• KANAL BERITA

Komplotan Pencuri Spesialis Toko Pakai Modus Alihkan Perhatian

Foto: suaramerdeka.com/ Apit Yulianto
Foto: suaramerdeka.com/ Apit Yulianto

SEMARANG, suaramerdeka.com - Empat komplotan pencuri yang sudah beraksi di 28 toko di Semarang dalam setahun terakhir mengaku memiliki peran masing-masing.

Wakapolrestabes Semarang, AKBP Enrico Silalahi menjelaskan modus yang dipakai para pelaku untuk mengambil barang milik korbannya.

"Tiga pelaku bertugas mengalihkan perhatian penjaga maupun pemilik toko, saat lengah itulah, satu pelaku lainnya mengambil barang, entah itu ponsel maupun tas berisi uang," ucapnya saat gelar perkara, Kamis (3/5).

Keempat pelaku yang berhasil dibekuk Tim Resmob Polrestabes Semarang itu adalah, Asep (40) warga Kebonharjo, Tanjungmas, Kiswanto (50) warga Batursari, Mranggen, Demak, Masrokan (42) dan HU (43) warga Muktiharjo Kidul, Pedurungan, Semarang.
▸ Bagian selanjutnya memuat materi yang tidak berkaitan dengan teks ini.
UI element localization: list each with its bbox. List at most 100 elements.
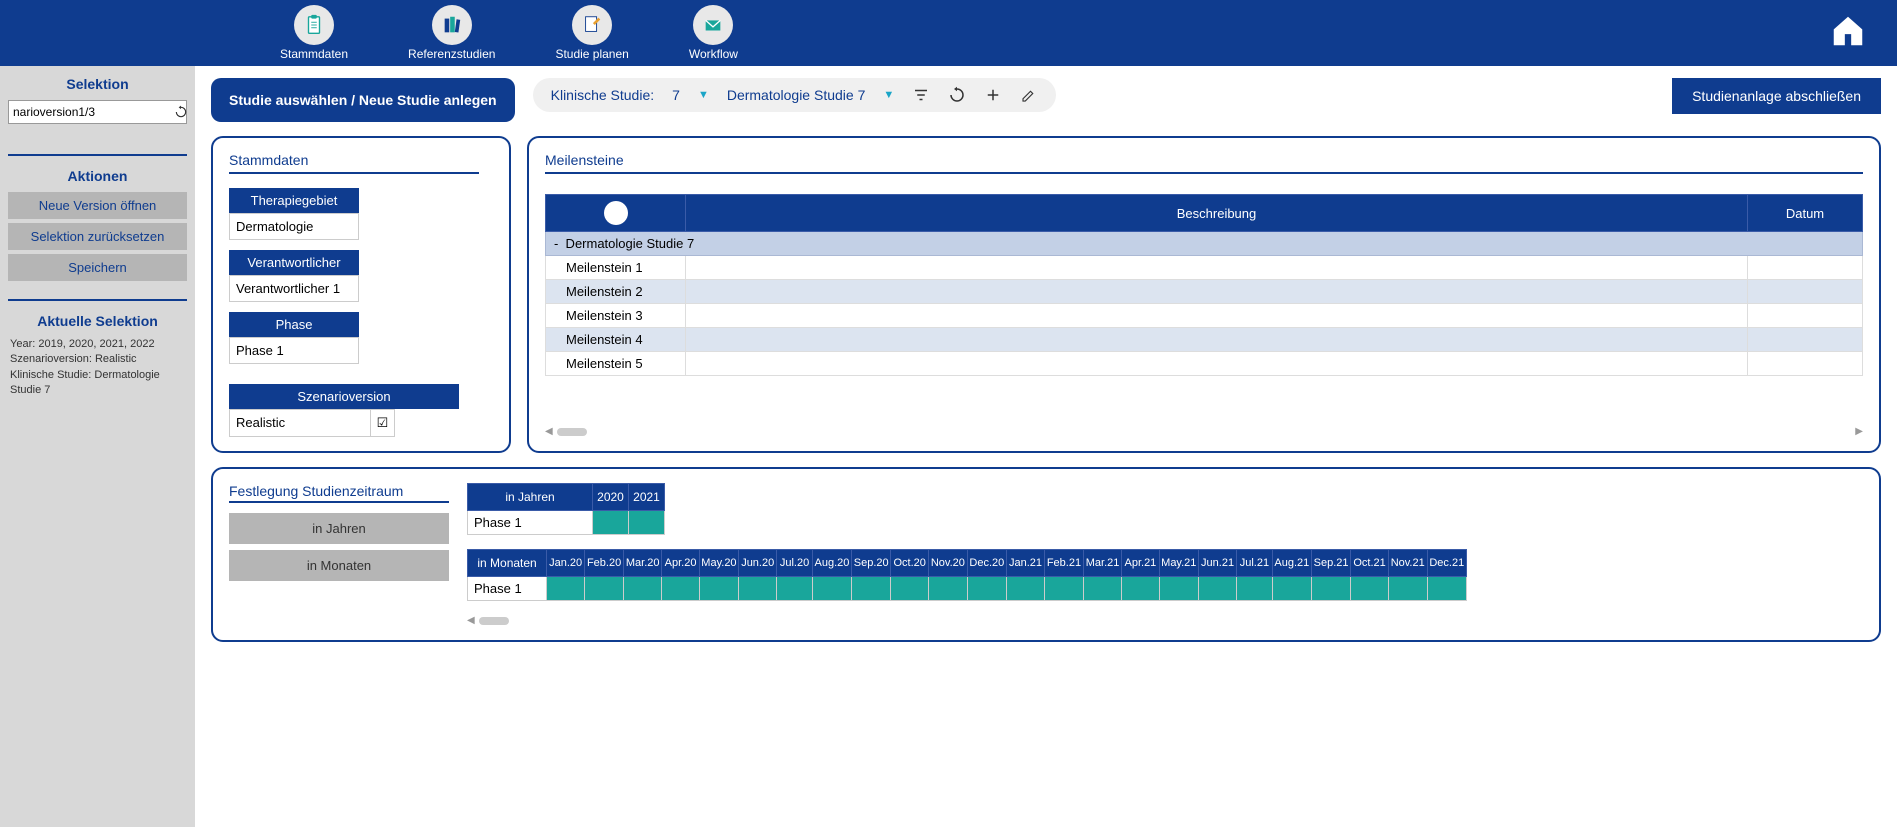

Keempatnya ditangkap di waktu hampir bersamaan.

Dia menambahkan, dalam hal ini pelaku Masrokan (42) yang berperan mengambil barang, dan pelaku lainnya yakni Asep (40), Kiswanto (50) dan HU (43) yang bertugas mengalihkan perhatian korbannya.
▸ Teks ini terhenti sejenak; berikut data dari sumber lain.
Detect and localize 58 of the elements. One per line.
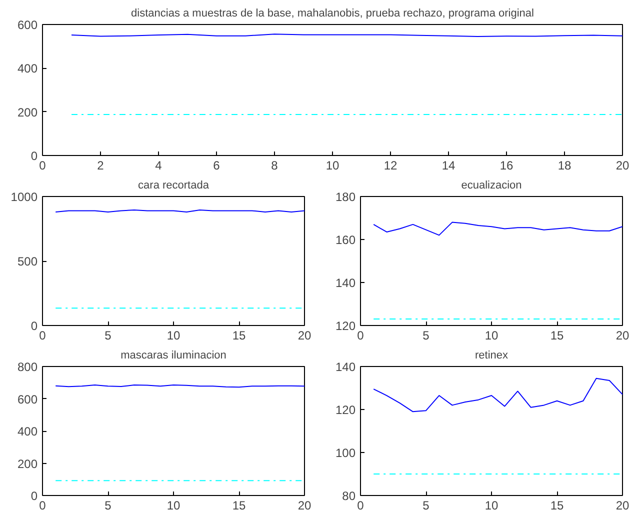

"Sebelum beraksi memang sudah merencanakan terlebih dahulu, dan setiap pelaku punya peran masing-masing," tandasnya.

Usai beraksi, hasil curian itu langsung dijual dan hasilnya pun dibagi rata. Salah seorang pelaku, Masrokan berkilah uang hasil tersebut digunakan untuk kebutuhan sehari-hari. "Uangnya buat kebutuhan sehari-hari," akunya.

Masrokan mengaku, aksi pencurian ini sudah direncakan sebelumnya. Mereka berempat sebelumnya berkeliling mencari toko secara acak yang akan menjadi sasaran tindak kejahatannya. Setelah ketemu, mereka pun beraksi.

"Tiga teman masuk, pura-pura membeli sesuatu, mereka juga mengajak ngobrol penjaga atau pemiliknya. Lalu saat lengah, saya masuk dan ambil barang, setelah itu saya pergi dan beberapa saat disusul yang lainnya," tuturnya.